Par un arrêt du 12 février 2025, la Cour administrative d’appel de Douai a statué sur la légalité du retrait d’une décision administrative non signée.
Une adjointe administrative territoriale avait sollicité la reconnaissance d’un accident de service après un incident survenu avec l’autorité territoriale en novembre 2020.
Un arrêté de décembre 2020 l’avait placée en congé pour invalidité temporaire avant que le maire ne retire cette décision en septembre 2021.
Le Tribunal administratif de Rouen a annulé ce retrait, ce qui a conduit la collectivité à porter le litige devant la juridiction d’appel.
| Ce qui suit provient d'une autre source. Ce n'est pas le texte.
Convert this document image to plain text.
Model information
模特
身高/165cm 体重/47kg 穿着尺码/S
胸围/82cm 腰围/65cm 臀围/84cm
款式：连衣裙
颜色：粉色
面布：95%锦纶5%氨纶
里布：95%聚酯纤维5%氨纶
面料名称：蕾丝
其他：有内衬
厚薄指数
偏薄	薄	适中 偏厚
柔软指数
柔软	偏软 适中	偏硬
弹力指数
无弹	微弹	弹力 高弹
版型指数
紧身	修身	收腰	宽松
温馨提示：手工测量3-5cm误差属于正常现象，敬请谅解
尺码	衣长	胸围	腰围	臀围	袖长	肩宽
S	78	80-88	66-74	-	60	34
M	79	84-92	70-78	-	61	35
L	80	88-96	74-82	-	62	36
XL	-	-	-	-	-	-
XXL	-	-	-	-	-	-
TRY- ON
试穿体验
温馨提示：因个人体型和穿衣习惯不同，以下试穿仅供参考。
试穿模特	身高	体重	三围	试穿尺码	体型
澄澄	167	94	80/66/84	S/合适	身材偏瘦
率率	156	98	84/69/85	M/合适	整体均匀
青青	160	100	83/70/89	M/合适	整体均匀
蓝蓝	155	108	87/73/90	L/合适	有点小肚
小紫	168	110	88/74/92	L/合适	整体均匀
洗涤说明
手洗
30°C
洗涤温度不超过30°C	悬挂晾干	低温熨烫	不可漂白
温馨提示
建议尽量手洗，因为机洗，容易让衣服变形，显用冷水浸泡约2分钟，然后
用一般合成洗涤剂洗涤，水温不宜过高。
La juridiction devait déterminer si un acte dépourvu de signature peut créer des droits empêchant son retrait au-delà du délai de quatre mois.
Les juges confirment que l’exécution effective de l’acte suffit à lui conférer une portée juridique protectrice au profit de son bénéficiaire individuel.
I. L’admission de l’existence d’une décision créatrice de droits malgré l’absence de signature
A. La reconnaissance d’un acte administratif par son exécution matérielle
La Cour administrative d’appel de Douai relève que l’arrêté de décembre 2020, bien que non signé, a été pleinement intégré au dossier administratif.
Le juge note que « l’intéressée a bénéficié d’un plein traitement » durant plusieurs mois, attestant ainsi d’une application concrète de la décision contestée.
L’exécution financière de la mesure de placement en congé constitue un indice déterminant pour caractériser l’existence d’un acte administratif unilatéral décisoire.
Cette matérialité de l’acte permet d’envisager la nature juridique des prérogatives dont bénéficie désormais l’agent de la fonction publique territoriale.
B. La qualification de décision créatrice de droits au profit de l’agent
L’administration prétendait que cet acte n’était pas créateur de droits en raison de son caractère prétendument provisoire ou de son absence de signature.
Toutefois, les magistrats observent que l’arrêté « ne mentionne aucunement qu’il aurait un caractère provisoire » au sens des dispositions réglementaires en vigueur.
En conséquence, cet acte doit être regardé comme une décision créatrice de droits dès lors qu’il a produit des effets juridiques substantiels.
La stabilité de cet acte créateur de droits impose alors le respect de règles strictes concernant son éventuelle disparition juridique.
II. L’irrégularité du retrait hors délai de la décision individuelle favorable
A. L’application rigoureuse du délai de retrait de quatre mois
Le code des relations entre le public et l’administration limite le retrait d’une décision créatrice de droits au délai strict de quatre mois.
L’arrêté de septembre 2021 est intervenu bien après l’expiration de ce délai légal, ce qui entache la procédure de retrait d’une illégalité manifeste.
Le juge administratif assure ici la protection de la sécurité juridique de l’agent en empêchant la remise en cause tardive d’une situation acquise.
Le dépassement de ce délai ne pourrait être pallié que par la démonstration d’un comportement frauduleux lors de l’obtention de la décision.
B. L’absence de preuve d’une manœuvre frauduleuse de l’intéressé
L’autorité territoriale tentait de justifier son intervention tardive en invoquant le caractère frauduleux de l’acte initial, permettant un retrait à tout moment.
La collectivité n’apporte pas les éléments nécessaires pour établir la réalité de cette fraude, rendant l’argumentation de l’appelant totalement inopérante devant la cour.
Le rejet de la fraude confirme l’annulation du retrait, garantissant ainsi le maintien du bénéfice du congé pour invalidité temporaire imputable au service.